Uma abordagem revolucionária para a conservação de predadores
A Dra. Hannah Pettersson, do Centro Leverhulme para a Biodiversidade Antropocena da Universidade de York, explicou como o programa difere dos sistemas de compensação tradicionais.
“O esquema implementado em 1996 foi revolucionário na altura. Em vez de pagar aos pastores de renas pelos danos causados pelos predadores, o governo pagou às comunidades pela coexistência com eles, independentemente de os danos terem sido realmente causados.
“A ideia é vincular o lucro à presença de um predador, proporcionando um incentivo para encontrar formas de conviver com ele, reduzindo assim os conflitos e melhorando a justiça social.
“As primeiras descobertas mostraram resultados encorajadores do esquema, nomeadamente um aumento acentuado na população de carcajus, mas depois de examinar 30 anos de dados do esquema, demonstrámos que este sucesso não foi sustentado.”
Para investigar o impacto a longo prazo do programa, o Dr. Peterson acompanhou guardas florestais que trabalhavam no Ártico. Os investigadores também combinaram gravações de monitorização ambiental com entrevistas realizadas em Narbotten, o condado mais a norte da Suécia.
As suas conclusões apontam para problemas crescentes dentro do programa e levantam preocupações mais amplas sobre os esforços de conservação noutros locais.
O número de wolverines no norte da Suécia está diminuindo
O estudo descobriu que os carcajus estão se expandindo no sul da Suécia, enquanto diminuem em regiões que historicamente sustentavam as maiores populações.
No início dos anos 2000, Norrbotten era responsável por aproximadamente dois terços de toda a criação documentada de carcajus na Suécia. Hoje, esse número caiu para menos de um terço e o condado falha rotineiramente nas metas mínimas de conservação.

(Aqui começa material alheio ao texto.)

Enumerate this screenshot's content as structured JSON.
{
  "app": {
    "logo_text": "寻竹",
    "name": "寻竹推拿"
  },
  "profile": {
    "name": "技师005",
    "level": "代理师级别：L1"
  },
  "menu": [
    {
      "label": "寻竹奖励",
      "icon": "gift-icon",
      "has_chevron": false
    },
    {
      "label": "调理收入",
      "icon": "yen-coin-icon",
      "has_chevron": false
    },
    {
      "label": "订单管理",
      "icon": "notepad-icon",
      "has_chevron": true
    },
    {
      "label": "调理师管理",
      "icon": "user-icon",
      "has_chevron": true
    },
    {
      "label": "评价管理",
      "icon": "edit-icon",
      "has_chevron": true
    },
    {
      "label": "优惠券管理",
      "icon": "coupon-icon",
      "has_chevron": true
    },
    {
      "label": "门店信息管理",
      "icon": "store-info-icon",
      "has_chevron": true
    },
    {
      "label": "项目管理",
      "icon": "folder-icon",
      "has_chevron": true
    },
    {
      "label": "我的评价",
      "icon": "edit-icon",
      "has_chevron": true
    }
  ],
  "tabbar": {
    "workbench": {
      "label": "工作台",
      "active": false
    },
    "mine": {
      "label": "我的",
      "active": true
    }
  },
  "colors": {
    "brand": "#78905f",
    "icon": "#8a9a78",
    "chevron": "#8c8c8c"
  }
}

Os pesquisadores dizem que o financiamento estagnado se tornou um grande problema.
Pettersson afirmou: “Os pagamentos aos pastores de renas ao abrigo do regime permaneceram congelados em 200.000 coroas suecas por carnívoro reprodutor desde 2002, mas devido ao aumento dos custos e dos preços da carne nas últimas duas décadas, o valor real do pagamento caiu aproximadamente para metade.
“Embora o parlamento Sámi acredite que o pagamento legal deveria ser de pelo menos SEK 480.000 para cumprir a lei, o governo apenas propôs um aumento de SEK 25.000 em 2024.”
Mudanças climáticas e questões de rastreamento
O estudo também identificou as alterações climáticas como um obstáculo adicional. As mudanças nas condições de neve no Ártico tornaram mais difícil detectar e documentar rastros de carcajus.
Como resultado, as contagens oficiais podem não reflectir totalmente o verdadeiro número de animais. Os pesquisadores observaram que muitos aparentes avistamentos de wolverine foram rejeitados porque não atendiam aos rígidos requisitos de documentação.
Segundo o Dr. Peterson, estes desafios ilustram a necessidade de os governos adaptarem os programas de conservação à medida que as condições mudam.
“Quando os governos não conseguem igualar os pagamentos ao aumento do custo de vida, o fardo transfere-se para as comunidades locais, muitas vezes marginalizadas, que já estão sob pressão pelos impactos combinados da mineração, da silvicultura e das alterações climáticas.
“Este é um sinal de alerta para outros esforços globais de conservação. Os governos devem planear com antecedência e adaptar as atividades às condições em mudança e às necessidades locais.”